Deneyimini Wepetay'a övdüklerinde, adam da meraklandı ve bu da onu Inala ile bir sohbete yöneltti. İkisi böylece birbirlerini tanıdılar, Inala'nın insanları Wepetay'a mümkün olduğunca rahat bir şekilde ondan bahsetmeleri için gizlice yönlendirdiğinden habersizlerdi.

Eşsiz deneyimini bir çip olarak kullanarak üçüncü tarafların gözünde saygın bir birey haline gelmek İnala'nın planlarından biriydi.

Kaynak çantasını taşıyarak sakin bir şekilde çadırına doğru yürürken, çadırın girişinde duran ve Gümüş Derece güç yayan virala figürünü fark etti.

“Bitirdim,” dedi virala kararlı bir ifadeyle, işaret parmağının ucunu vara İnsan Avatarına çevirirken. “Artık Beden Aşamasındayım.”

“Sanırım yollarımız burada ayrılıyor.” Inala, virala'nın yüzündeki sert ifadeyi görünce başını salladı.

“Endişelenmiyor musun?” virala, Inala'ya dik dik baktı, “Ben zaten öndeyim, önemli ölçüde önde. Bu gidişle...”

“Endişeleniyor musun?” Inala yavaşça birkaç adım öne doğru atılırken kıkırdadı, “Eğer sana yardımcı olacaksa, şöyle düşün.”

Gözleri buz gibi oldu ve mırıldandı, “Sana bir avantaj sağlıyorum. Oraya varmadan önce bununla değerli bir şey yapıp yapamayacağına bakalım.”

“Küstahlığın gereksiz,” diye homurdandı virala ve uzaklaştı, biraz duraksayıp, “Planlarını tam olarak kavrayamadım ama endişeli değilim. Burada neyi başarmak istediğimi biliyorum ve sen yetişebilsen de yetişemesen de, devam edeceğim.” dedi.

“vücut Aşaması'na girmek özgüvenini ateşledi mi?” diye alay etti Inala, “İstersen şimdi dövüşebiliriz. Sonunda beni yenebilirsin, çünkü artık Gümüş Derece gücüne sahipsin.”

“Yüzünü yere silmek isterdim ama benim de gururum var.” virala uzaklaşmadan önce bir kez sertçe baktı, “Seni kendi oyununda yendiğimde hiçbir bahane üretmene izin vermeyeceğim.”

“Sen benimle aynı seviyeye gelene kadar bekleyeceğim.” diye mırıldanırken ifadesi ciddiydi.
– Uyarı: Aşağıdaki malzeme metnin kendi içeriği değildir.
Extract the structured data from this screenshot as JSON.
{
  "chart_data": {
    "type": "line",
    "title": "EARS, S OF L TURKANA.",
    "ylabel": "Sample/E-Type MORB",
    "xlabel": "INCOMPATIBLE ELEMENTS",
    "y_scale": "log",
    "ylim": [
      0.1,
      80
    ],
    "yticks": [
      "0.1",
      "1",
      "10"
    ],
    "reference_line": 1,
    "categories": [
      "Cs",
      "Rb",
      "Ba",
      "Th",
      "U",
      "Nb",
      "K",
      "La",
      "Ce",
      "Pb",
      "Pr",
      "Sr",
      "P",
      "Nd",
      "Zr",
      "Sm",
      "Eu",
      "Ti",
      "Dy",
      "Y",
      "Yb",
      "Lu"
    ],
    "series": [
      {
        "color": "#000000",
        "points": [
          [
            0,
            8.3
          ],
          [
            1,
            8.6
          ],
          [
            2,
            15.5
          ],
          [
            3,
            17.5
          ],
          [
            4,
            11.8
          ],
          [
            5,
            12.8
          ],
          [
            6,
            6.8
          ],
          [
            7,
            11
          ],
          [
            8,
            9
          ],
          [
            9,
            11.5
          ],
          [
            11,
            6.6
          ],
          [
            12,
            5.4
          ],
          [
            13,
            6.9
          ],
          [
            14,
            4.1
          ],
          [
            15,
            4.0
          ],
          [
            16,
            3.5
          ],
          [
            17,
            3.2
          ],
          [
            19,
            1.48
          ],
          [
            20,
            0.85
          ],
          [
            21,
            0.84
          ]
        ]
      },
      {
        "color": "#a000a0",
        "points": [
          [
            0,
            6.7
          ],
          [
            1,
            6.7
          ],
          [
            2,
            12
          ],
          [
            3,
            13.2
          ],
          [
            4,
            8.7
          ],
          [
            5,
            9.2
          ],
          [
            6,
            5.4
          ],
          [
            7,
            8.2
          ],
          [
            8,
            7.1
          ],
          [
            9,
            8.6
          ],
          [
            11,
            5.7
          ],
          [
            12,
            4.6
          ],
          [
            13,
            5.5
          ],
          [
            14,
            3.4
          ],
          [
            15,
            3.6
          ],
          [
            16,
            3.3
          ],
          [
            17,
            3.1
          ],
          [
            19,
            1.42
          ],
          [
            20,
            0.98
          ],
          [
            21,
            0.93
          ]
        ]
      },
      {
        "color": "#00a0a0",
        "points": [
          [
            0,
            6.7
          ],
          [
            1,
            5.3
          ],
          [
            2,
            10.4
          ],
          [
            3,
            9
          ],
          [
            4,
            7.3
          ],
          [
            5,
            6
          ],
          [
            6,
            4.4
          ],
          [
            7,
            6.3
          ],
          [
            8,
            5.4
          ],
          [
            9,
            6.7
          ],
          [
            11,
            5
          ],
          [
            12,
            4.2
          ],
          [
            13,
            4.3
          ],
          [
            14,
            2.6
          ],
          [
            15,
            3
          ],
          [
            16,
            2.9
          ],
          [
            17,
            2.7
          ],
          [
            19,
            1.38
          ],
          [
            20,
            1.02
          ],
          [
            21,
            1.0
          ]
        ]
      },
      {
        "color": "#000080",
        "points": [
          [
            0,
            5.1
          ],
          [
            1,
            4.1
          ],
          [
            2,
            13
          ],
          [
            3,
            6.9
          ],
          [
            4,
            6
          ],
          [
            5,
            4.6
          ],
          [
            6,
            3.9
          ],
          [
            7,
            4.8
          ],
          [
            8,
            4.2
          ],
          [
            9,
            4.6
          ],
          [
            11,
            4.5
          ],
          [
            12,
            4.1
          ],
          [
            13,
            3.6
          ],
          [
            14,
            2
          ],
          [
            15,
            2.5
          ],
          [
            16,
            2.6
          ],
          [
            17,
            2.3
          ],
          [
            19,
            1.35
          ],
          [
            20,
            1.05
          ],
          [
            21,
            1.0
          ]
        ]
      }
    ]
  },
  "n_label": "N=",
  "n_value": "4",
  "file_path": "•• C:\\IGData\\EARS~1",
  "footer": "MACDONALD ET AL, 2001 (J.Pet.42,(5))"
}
'Sanki şu anda benden aşağı seviyedeymişim gibi konuşuyorsun.' Inala, virala'nın uzaklaşmasını izlerken alaycı bir şekilde kıkırdadı ve sakince düşündü, 'Sen benim planımsın, evlat.'

'Wean Klanı senin yüzünden çökecek.' Inala çadırına girerken genişçe gülümsedi, 'Eh, zaten başarmak istediğim bu. Brangara'nın kafasına girmenin en kolay yolu bu, çünkü Ruvva'nın doğumundan dolayı zaten zihinsel yaralar çekiyor.'

Brangara, bunu asla göstermemek için elinden geleni yapsa da, Yarsha Zahara'nın kendisine ait olmayan bir çocuğu doğurmuş olması gerçeğinden incinmişti. Kendini ne kadar kandırmaya çalışsa da, Ruvva'nın varlığı yadsınamaz bir gerçekti.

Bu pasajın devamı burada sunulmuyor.